2 comments to documenting the documentarians

  • nancy

    I just noticed this being talked about over at Romenesko’s letters:

    >On Saturday, Newsday revealed that Alex Storozynski, who once shared a Pulitzer for editorials at New York’s Daily News, did not attribute certain passages and quotes on W. Mark Felt in a June 1 article, which came from a May 31 article at washingtonpost.com.

    >”This is a violation of our standards on sources and attribution,” Newsday spokesman Stu Vincent said Friday. A correction appeared Friday.

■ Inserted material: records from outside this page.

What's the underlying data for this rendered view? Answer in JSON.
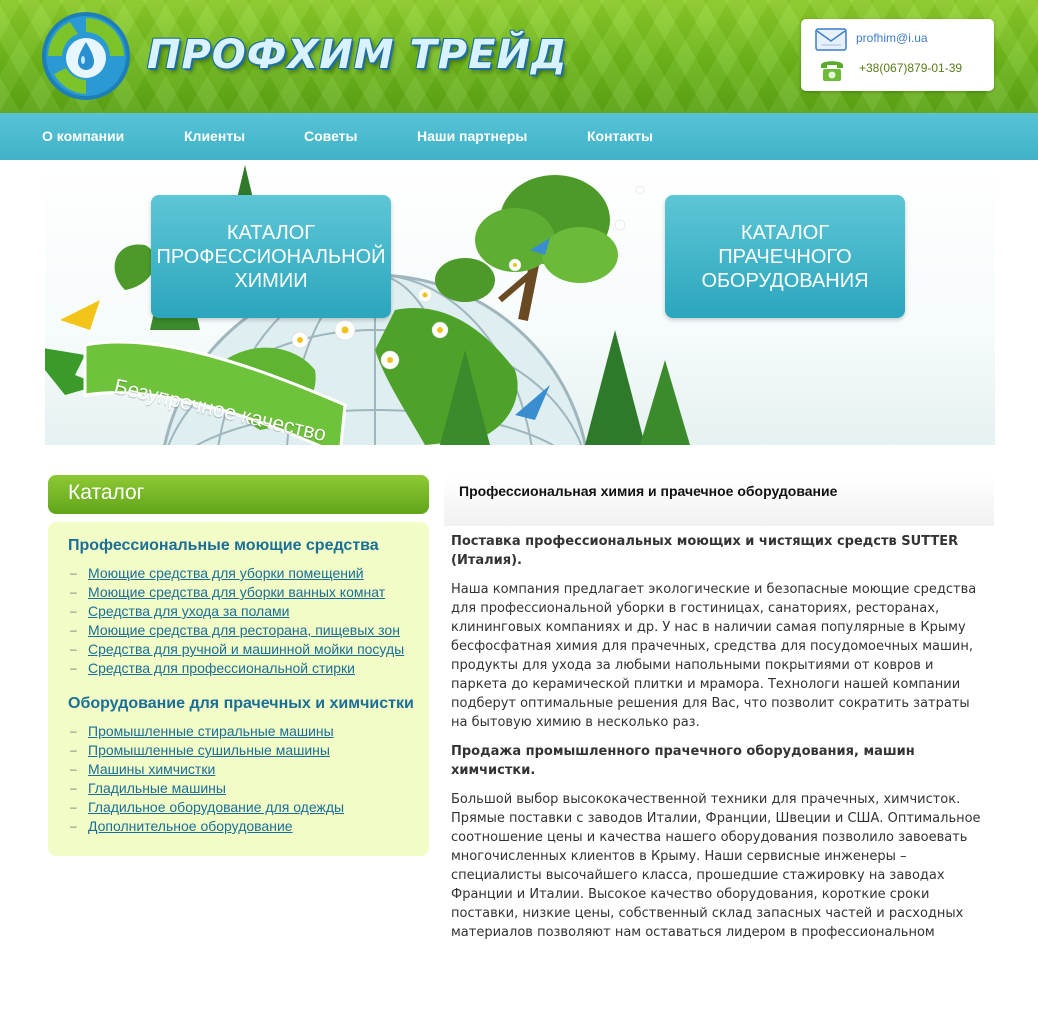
{
  "header": {
    "logo_text": "ПРОФХИМ ТРЕЙД",
    "email": "profhim@i.ua",
    "phone": "+38(067)879-01-39"
  },
  "nav": {
    "items": [
      "О компании",
      "Клиенты",
      "Советы",
      "Наши партнеры",
      "Контакты"
    ]
  },
  "banner": {
    "catalog_chem": [
      "КАТАЛОГ",
      "ПРОФЕССИОНАЛЬНОЙ",
      "ХИМИИ"
    ],
    "catalog_laundry": [
      "КАТАЛОГ",
      "ПРАЧЕЧНОГО",
      "ОБОРУДОВАНИЯ"
    ],
    "ribbon": "Безупречное качество"
  },
  "sidebar": {
    "title": "Каталог",
    "sections": [
      {
        "title": "Профессиональные моющие средства",
        "items": [
          "Моющие средства для уборки помещений",
          "Моющие средства для уборки ванных комнат",
          "Средства для ухода за полами",
          "Моющие средства для ресторана, пищевых зон",
          "Средства для ручной и машинной мойки посуды",
          "Средства для профессиональной стирки"
        ]
      },
      {
        "title": "Оборудование для прачечных и химчистки",
        "items": [
          "Промышленные стиральные машины",
          "Промышленные сушильные машины",
          "Машины химчистки",
          "Гладильные машины",
          "Гладильное оборудование для одежды",
          "Дополнительное оборудование"
        ]
      }
    ]
  },
  "main": {
    "heading": "Профессиональная химия и прачечное оборудование",
    "paragraphs": [
      {
        "bold": true,
        "text": "Поставка профессиональных моющих и чистящих средств SUTTER (Италия)."
      },
      {
        "bold": false,
        "text": "Наша компания предлагает экологические и безопасные моющие средства для профессиональной уборки в гостиницах, санаториях, ресторанах, клининговых компаниях и др. У нас в наличии самая популярные в Крыму бесфосфатная химия для прачечных, средства для посудомоечных машин, продукты для ухода за любыми напольными покрытиями от ковров и паркета до керамической плитки и мрамора. Технологи нашей компании подберут оптимальные решения для Вас, что позволит сократить затраты на бытовую химию в несколько раз."
      },
      {
        "bold": true,
        "text": "Продажа промышленного прачечного оборудования, машин химчистки."
      },
      {
        "bold": false,
        "text": "Большой выбор высококачественной техники для прачечных, химчисток. Прямые поставки с заводов Италии, Франции, Швеции и США. Оптимальное соотношение цены и качества нашего оборудования позволило завоевать многочисленных клиентов в Крыму. Наши сервисные инженеры – специалисты высочайшего класса, прошедшие стажировку на заводах Франции и Италии. Высокое качество оборудования, короткие сроки поставки, низкие цены, собственный склад запасных частей и расходных материалов позволяют нам оставаться лидером в профессиональном"
      }
    ]
  }
}
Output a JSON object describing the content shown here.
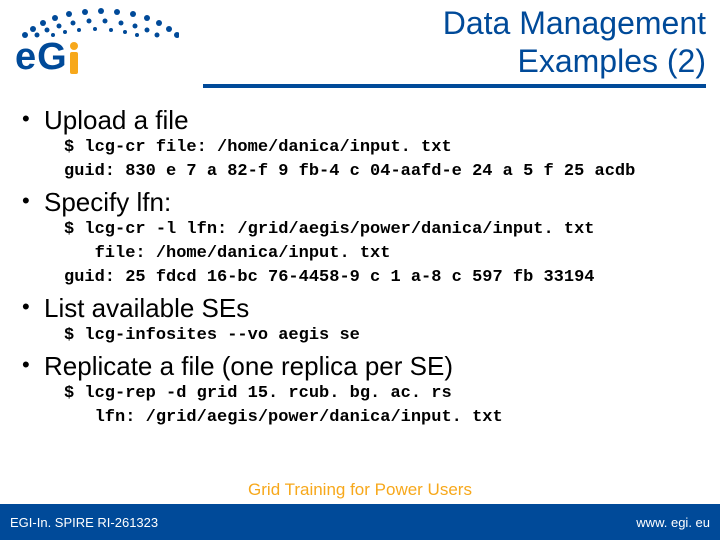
{
  "title_line1": "Data Management",
  "title_line2": "Examples (2)",
  "logo": {
    "e": "e",
    "g": "G",
    "brand": "EGI"
  },
  "bullets": [
    {
      "heading": "Upload a file",
      "code": [
        "$ lcg-cr file: /home/danica/input. txt",
        "guid: 830 e 7 a 82-f 9 fb-4 c 04-aafd-e 24 a 5 f 25 acdb"
      ]
    },
    {
      "heading": "Specify lfn:",
      "code": [
        "$ lcg-cr -l lfn: /grid/aegis/power/danica/input. txt",
        "   file: /home/danica/input. txt",
        "guid: 25 fdcd 16-bc 76-4458-9 c 1 a-8 c 597 fb 33194"
      ]
    },
    {
      "heading": "List available SEs",
      "code": [
        "$ lcg-infosites --vo aegis se"
      ]
    },
    {
      "heading": "Replicate a file (one replica per SE)",
      "code": [
        "$ lcg-rep -d grid 15. rcub. bg. ac. rs",
        "   lfn: /grid/aegis/power/danica/input. txt"
      ]
    }
  ],
  "footer": {
    "left": "EGI-In. SPIRE RI-261323",
    "center": "Grid Training for Power Users",
    "right": "www. egi. eu"
  }
}
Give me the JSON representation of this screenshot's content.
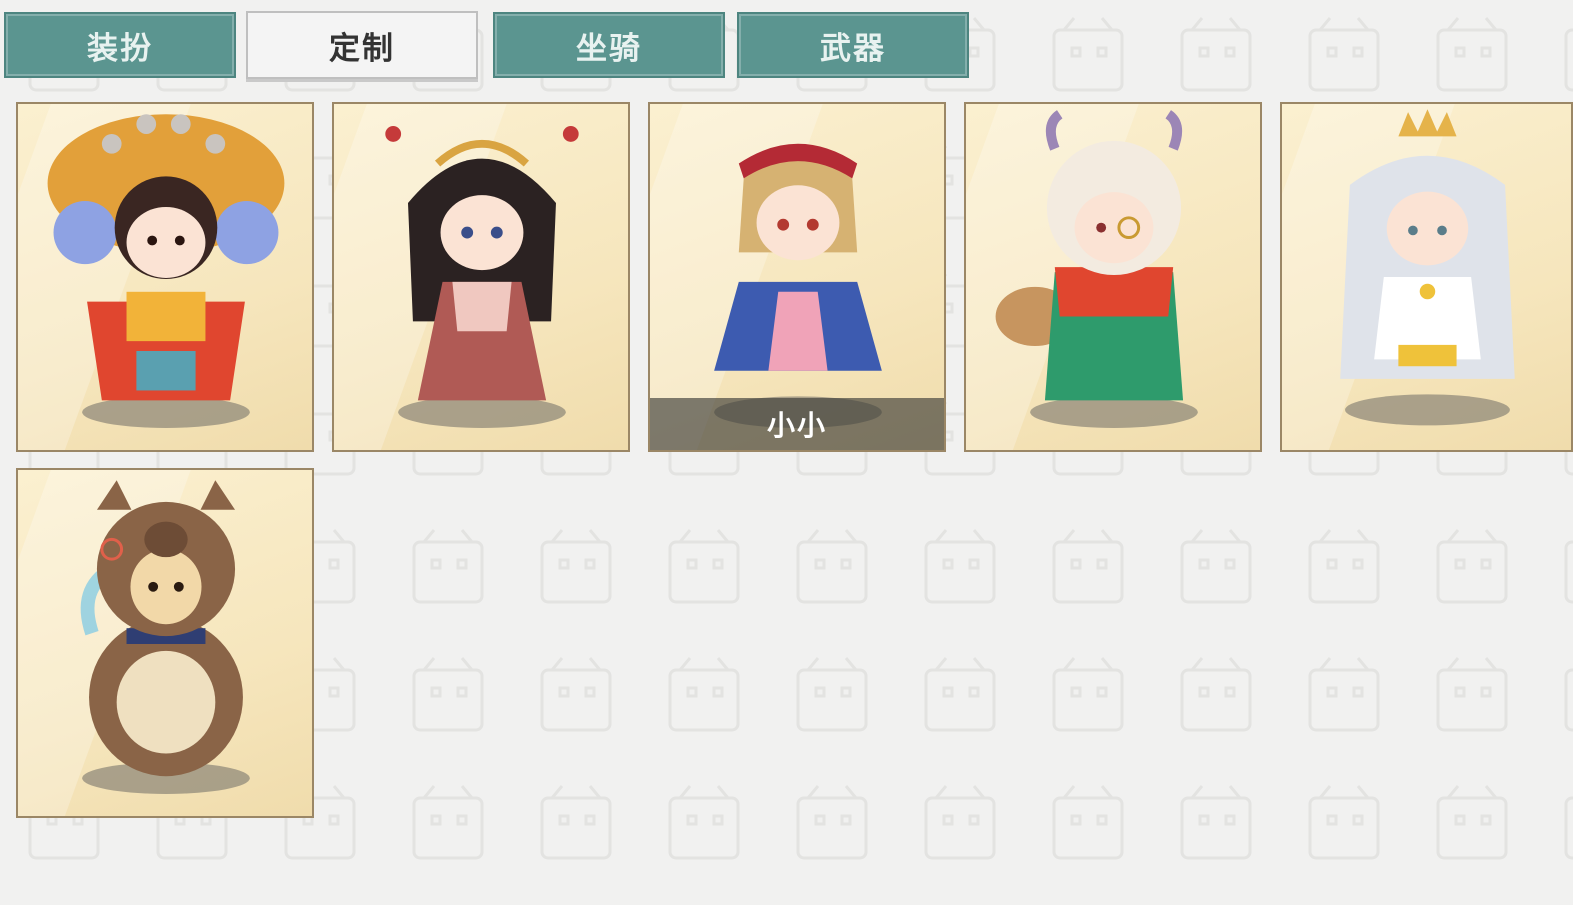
{
  "tabs": [
    {
      "label": "装扮",
      "active": false
    },
    {
      "label": "定制",
      "active": true
    },
    {
      "label": "坐骑",
      "active": false
    },
    {
      "label": "武器",
      "active": false
    }
  ],
  "skins": [
    {
      "name": "opera-queen-skin",
      "caption": "",
      "accent": "#e0462f"
    },
    {
      "name": "ancient-princess-skin",
      "caption": "",
      "accent": "#b05a55"
    },
    {
      "name": "lolita-girl-skin",
      "caption": "小小",
      "accent": "#3d5bb0"
    },
    {
      "name": "sheep-scholar-skin",
      "caption": "",
      "accent": "#2e9b6c"
    },
    {
      "name": "silver-hair-queen-skin",
      "caption": "",
      "accent": "#e9e9ee"
    },
    {
      "name": "bear-costume-skin",
      "caption": "",
      "accent": "#8a6447"
    }
  ],
  "colors": {
    "tab_inactive": "#5b9590",
    "tab_active": "#f4f4f4",
    "card_border": "#9b8766",
    "card_bg": "#f6e6bd"
  }
}
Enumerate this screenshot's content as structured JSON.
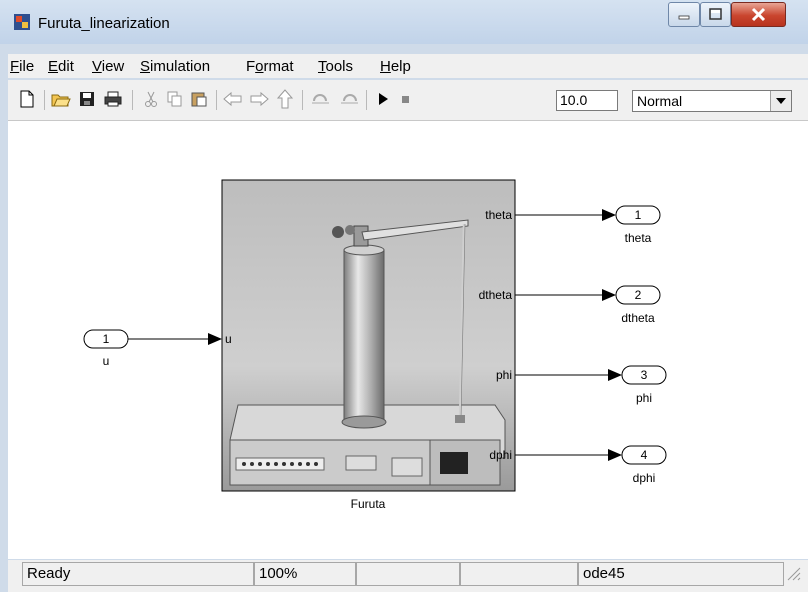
{
  "window": {
    "title": "Furuta_linearization"
  },
  "menu": {
    "items": [
      "File",
      "Edit",
      "View",
      "Simulation",
      "Format",
      "Tools",
      "Help"
    ],
    "underline": [
      "F",
      "E",
      "V",
      "S",
      "o",
      "T",
      "H"
    ]
  },
  "toolbar": {
    "stop_time": "10.0",
    "sim_mode": "Normal"
  },
  "diagram": {
    "subsystem_name": "Furuta",
    "inport": {
      "number": "1",
      "name": "u",
      "port_label": "u"
    },
    "outports": [
      {
        "number": "1",
        "name": "theta",
        "port_label": "theta"
      },
      {
        "number": "2",
        "name": "dtheta",
        "port_label": "dtheta"
      },
      {
        "number": "3",
        "name": "phi",
        "port_label": "phi"
      },
      {
        "number": "4",
        "name": "dphi",
        "port_label": "dphi"
      }
    ]
  },
  "status": {
    "state": "Ready",
    "zoom": "100%",
    "solver": "ode45"
  },
  "colors": {
    "titlebar": "#c9d9ec",
    "close": "#c9452e",
    "canvas": "#ffffff"
  }
}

    >Newsday quoted Storozynski, denying plagiarism: “It was clear that those were statements from the Washington Post.” He said he “mentioned the Washington Post three times” in his story. But Newsday noted: “The amNewYork story did refer to staff members of the Washington Post, but did not directly attribute any information to the Post.”

    We talked about this before, the fact that journalists cannibalize each other’s stories, sometimes without attribution. When we last talked, it was in the context of unsigned AP stories, I believe.

    What do you think about this story? Some seem to think he was unfairly pressured to resign. I don’t have an answer here.

    BTW, you were very clear about your views on lifted quotes.

    Jeffrey — New York

    *

  • I haven’t read the amNewYork story, and can’t find it online, so it’s a little hard to say. If it really was clear the quotes come from the Washington Post, then it it that big a deal they weren’t directly attributed?

    There was an interesting story about this here in the Detroit Free Press following the Mitch Albom mess:

    Albom argued that it is more important for columnists, who are given more leeway in the paper than other writers, to use quotes accurately than to identify where they came from. Moreover, he said, many of the quotes were widely disseminated in the national media before his columns ran, making it unnecessary to trace their origin

    My understanding is similar to that of Freep sports columnist Michael Rosenberg, who

    said he errs on the side of attribution, but may decide against it if the quote has been replayed repeatedly on television. He said he might not attribute a quote to a wire service if it came from a news conference.

    “My understanding is that you don’t steal somebody else’s work, but if someone says something in a press conference, in front of a hundred people, and it’s televised and the quotes are available from the team’s Web site, that’s public domain to me,” he said. “I don’t consider that exclusive. I don’t feel the need to say I wasn’t there.”